Ou seja, podemos dizer que Leopoldina sofreu bastante nos seus últimos momentos.
Tais sintomas eram os de um quadro de ameaça de aborto. Esse que, de fato
ocorreu — porém de causas espontâneas. Até porque as datas não batem para que o
incidente fosse fruto de violência de Dom Pedro I. Segundo Ambiel, o aborto
ocorreu em 2 de dezembro de 1826; alguns dias antes, porém, o monarca havia
saído do Rio de Janeiro, com destino a Cisplatina, no Uruguai, em 23 de
novembro de 1826. Ou seja, a perda do bebê ocorreu na ausência de Dom Pedro.
Além disso, Leopoldina estava no terceiro mês
de gravidez. Nesse caso, segundo a pesquisa, se um empurrão tivesse realmente
causado a perda do bebê, o golpe teria que ter sido aplicado com uma força
muito violenta, que resultaria em trauma e até em hemorragia. Então, a
imperatriz podia ter morrido até em uma questão de horas — o que de fato não
aconteceu. Desmistificando ainda mais a lenda do empurrão, a arqueóloga
Valdirene Ambiel explicou que, no caso de agressão, a morte do neném também
teria que ter ocorrido antes. "Se houvesse um ato de violência praticado
por D. Pedro, o óbito do feto seria anterior ao abortamento", explicou.
Entretanto, ela abre um, porém.

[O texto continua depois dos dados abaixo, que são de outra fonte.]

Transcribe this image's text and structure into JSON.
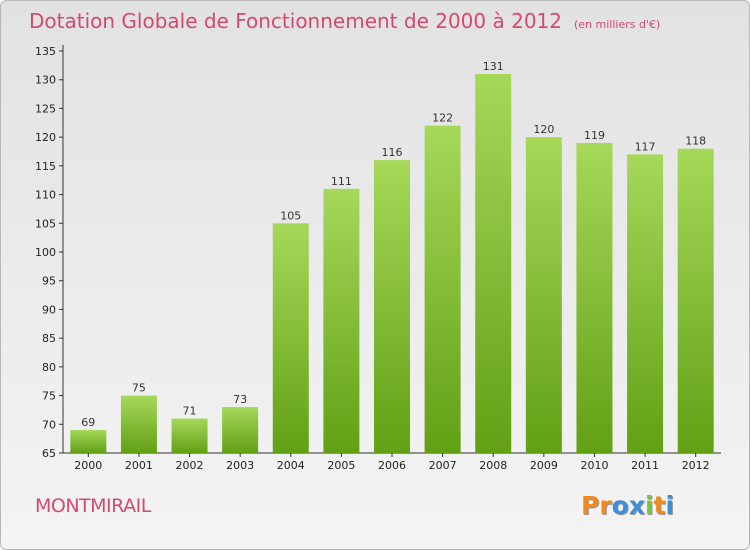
{
  "page": {
    "title": "Dotation Globale de Fonctionnement de 2000 à 2012",
    "unit": "(en milliers d'€)",
    "city": "MONTMIRAIL",
    "logo": [
      "P",
      "r",
      "o",
      "x",
      "i",
      "t",
      "i"
    ]
  },
  "colors": {
    "title": "#d44a6e",
    "bar_top": "#a6d85a",
    "bar_bottom": "#62a014",
    "logo": [
      "#f08a1c",
      "#f08a1c",
      "#3d8fd6",
      "#3d8fd6",
      "#7cc242",
      "#f08a1c",
      "#3d8fd6"
    ]
  },
  "chart_data": {
    "type": "bar",
    "title": "Dotation Globale de Fonctionnement de 2000 à 2012",
    "xlabel": "",
    "ylabel": "",
    "categories": [
      "2000",
      "2001",
      "2002",
      "2003",
      "2004",
      "2005",
      "2006",
      "2007",
      "2008",
      "2009",
      "2010",
      "2011",
      "2012"
    ],
    "values": [
      69,
      75,
      71,
      73,
      105,
      111,
      116,
      122,
      131,
      120,
      119,
      117,
      118
    ],
    "ylim": [
      65,
      135
    ],
    "yticks": [
      65,
      70,
      75,
      80,
      85,
      90,
      95,
      100,
      105,
      110,
      115,
      120,
      125,
      130,
      135
    ],
    "grid": false
  }
}
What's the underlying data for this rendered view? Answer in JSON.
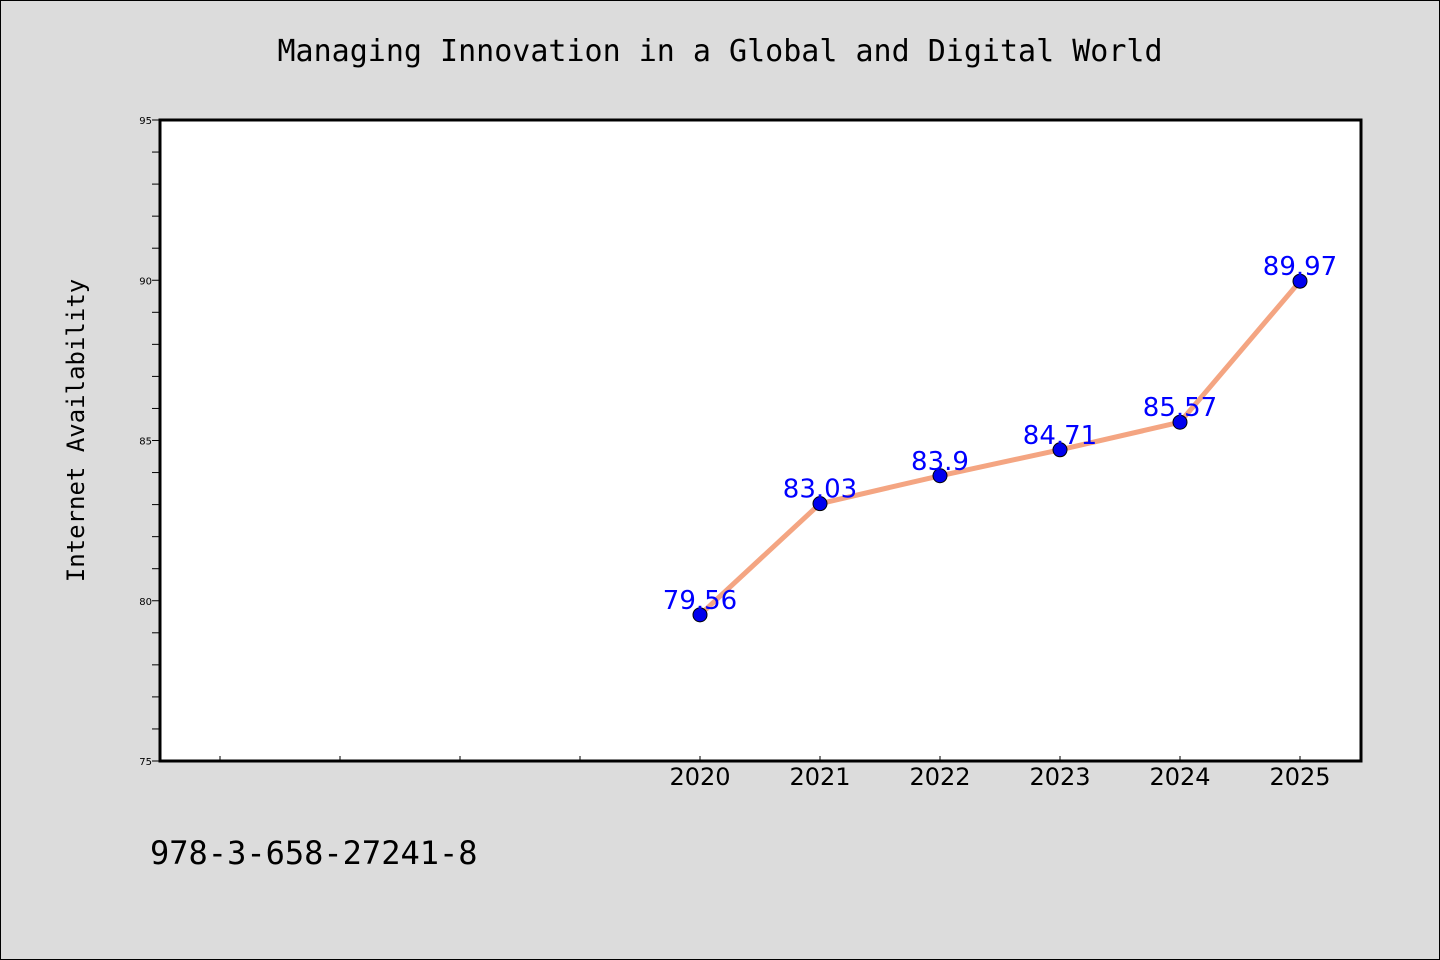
{
  "page": {
    "title": "Managing Innovation in a Global and Digital World",
    "footer_code": "978-3-658-27241-8"
  },
  "chart_data": {
    "type": "line",
    "title": "Managing Innovation in a Global and Digital World",
    "xlabel": "",
    "ylabel": "Internet Availability",
    "ylim": [
      75,
      95
    ],
    "yticks": [
      75,
      80,
      85,
      90,
      95
    ],
    "x": [
      "2020",
      "2021",
      "2022",
      "2023",
      "2024",
      "2025"
    ],
    "series": [
      {
        "values": [
          79.56,
          83.03,
          83.9,
          84.71,
          85.57,
          89.97
        ],
        "data_labels": [
          "79.56",
          "83.03",
          "83.9",
          "84.71",
          "85.57",
          "89.97"
        ]
      }
    ],
    "grid": false,
    "colors": {
      "line": "#f4a582",
      "marker": "#0000ee",
      "data_label": "#0000ff",
      "background": "#dcdcdc",
      "plot_background": "#ffffff"
    }
  }
}
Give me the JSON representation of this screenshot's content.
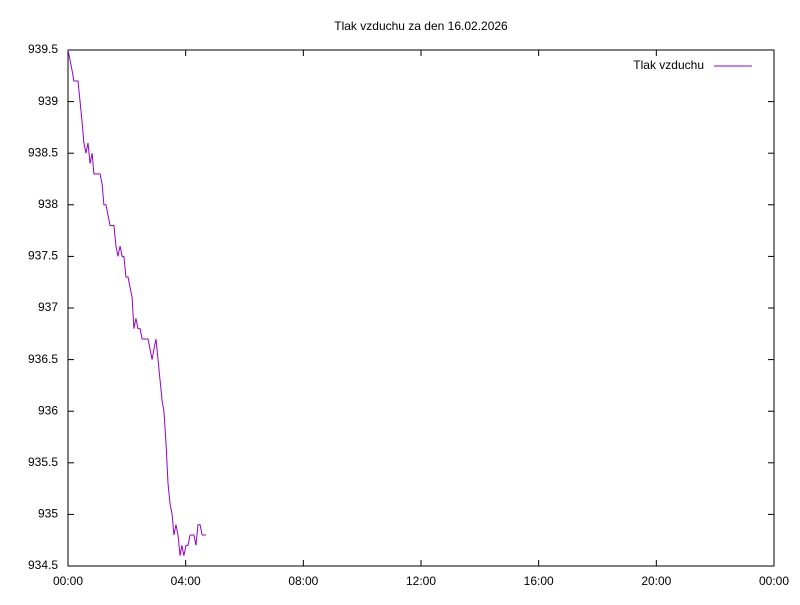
{
  "chart_data": {
    "type": "line",
    "title": "Tlak vzduchu za den 16.02.2026",
    "x": [
      0,
      0.07,
      0.14,
      0.2,
      0.34,
      0.41,
      0.48,
      0.54,
      0.61,
      0.68,
      0.75,
      0.82,
      0.88,
      1.09,
      1.16,
      1.22,
      1.29,
      1.36,
      1.43,
      1.56,
      1.63,
      1.7,
      1.77,
      1.84,
      1.9,
      1.97,
      2.04,
      2.11,
      2.18,
      2.24,
      2.31,
      2.38,
      2.45,
      2.52,
      2.72,
      2.79,
      2.86,
      2.92,
      2.99,
      3.06,
      3.13,
      3.2,
      3.26,
      3.33,
      3.4,
      3.47,
      3.54,
      3.6,
      3.67,
      3.74,
      3.81,
      3.87,
      3.94,
      4.01,
      4.08,
      4.15,
      4.28,
      4.35,
      4.42,
      4.49,
      4.56,
      4.69
    ],
    "series": [
      {
        "name": "Tlak vzduchu",
        "color": "#9400d3",
        "values": [
          939.5,
          939.4,
          939.3,
          939.2,
          939.2,
          939.0,
          938.8,
          938.6,
          938.5,
          938.6,
          938.4,
          938.5,
          938.3,
          938.3,
          938.2,
          938.0,
          938.0,
          937.9,
          937.8,
          937.8,
          937.6,
          937.5,
          937.6,
          937.5,
          937.5,
          937.3,
          937.3,
          937.2,
          937.1,
          936.8,
          936.9,
          936.8,
          936.8,
          936.7,
          936.7,
          936.6,
          936.5,
          936.6,
          936.7,
          936.5,
          936.3,
          936.1,
          936.0,
          935.7,
          935.3,
          935.1,
          935.0,
          934.8,
          934.9,
          934.8,
          934.6,
          934.7,
          934.6,
          934.7,
          934.7,
          934.8,
          934.8,
          934.7,
          934.9,
          934.9,
          934.8,
          934.8
        ]
      }
    ],
    "xlim": [
      0,
      24
    ],
    "xticks": [
      {
        "value": 0,
        "label": "00:00"
      },
      {
        "value": 4,
        "label": "04:00"
      },
      {
        "value": 8,
        "label": "08:00"
      },
      {
        "value": 12,
        "label": "12:00"
      },
      {
        "value": 16,
        "label": "16:00"
      },
      {
        "value": 20,
        "label": "20:00"
      },
      {
        "value": 24,
        "label": "00:00"
      }
    ],
    "ylim": [
      934.5,
      939.5
    ],
    "yticks": [
      934.5,
      935,
      935.5,
      936,
      936.5,
      937,
      937.5,
      938,
      938.5,
      939,
      939.5
    ],
    "legend": "top-right"
  }
}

O que foi
estudado foi o episódio do empurrão: portanto, isso não descarta a
possibilidade da dama ter sido maltratada pelo cônjuge em outros acontecimentos.
"Como sempre falo, não posso afirmar que D. Pedro nunca praticou violência
física contra a esposa, mas podemos dizer que esta violência não causou a morte
de D. Leopoldina", ponderou a arqueóloga.